The government is launching a 30 billion forint (EUR 83.6m) investment support scheme to help large companies upgrade and expand production, Foreign Minister Peter Szijjarto said on Facebook on Sunday. Meanwhile Budapest Mayor Gergely Karacsony presented an alternative plan on the use of the European Union's pandemic recovery fund, developed by the Association of Hungarian Municipalities (MOSZ).

Eligible sectors include battery and pharmaceutical production, manufacturing of medical equipment, and the food industry, Szijjarto said.

Companies intending to invest at least 2 million euros will be eligible to apply for funding coming to 20-33 percent of the investment value, depending on the development level of the county they are located in.

Under European Commission regulations, the funding cannot exceed 1.8 million euros, he added.

Companies involved must pledge to retain all their workers and raise their wages, as well as investing in cutting-edge technologies to increase value-added and to prioritise research and development, he said.

Szijjarto noted that the government’s investment scheme for large companies has so far drawn in 1,434 companies and preserved some 270,000 jobs.

Karacsony presents alternative plan to use of recovery funds

Budapest Mayor Gergely Karacsony on Sunday presented an alternative plan on the use of the European Union’s pandemic recovery fund, developed by the Association of Hungarian Municipalities (MOSZ).

The Hungarian government submitted its plan on the use of the fund at the end of April, pledging to use the funding to cover a “new health-care system”, and to raise the quality of health-care nationwide.

Also as part of the government plan, projects funded with a view to reducing carbon emissions will include upgrading track-based transport, strengthening higher education and transitioning to a circular economy.

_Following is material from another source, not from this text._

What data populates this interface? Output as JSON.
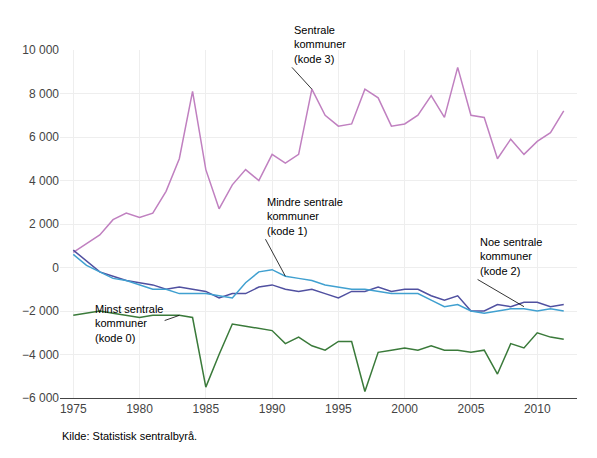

Karacsony, a co-leader of MOSZ and the Parbeszed party, said Hungary was “botching a historic chance” by failing to put to good use the 6,000 billion forint (EUR 16.7bn) fund, allocated to the country within the framework of the EU’s Recovery and Resilience Facility (RRF).

Karacsony said the authors of the alternative plan disagreed with the government’s decision to only tap 2,500 billion forints available in non-refundable support while snubbing the 3,500 billion forint credit line “available with much better conditions than the Russian or Chinese loans taken out by the government”.

MOSZ’s plan would “deliver those monies to the people with the help of local councils, rather than pouring it into concrete and building a circle of oligarchs,” he said.

The municipalities would spend 2,705 billion forints, 45 percent of the funding, on boosting social solidarity, 2,070 billion on the fight against climate change, 725 billion on digitalisation and 500 billion on bolstering the economy, Karacsony said.

Housing developments would get over 1,000 billion forints, while 695 billion would be allocated to eliminating child poverty and 135 billion on expanding the job-seekers’ allowance, he said.

The plan also calls for building two new hospital centres from 300 billion forints and improve health-care infrastructure using 100 billion. Some 290 billion forints would go towards promoting equal opportunities in kindergartens and schools, he said.

The alternative plan aims to use EU funds wisely to shape a fairer country that’s “committed to the future”, he said. The plan is going to be “published to generate public debate”, and its authors are open to discussion with the government, he said.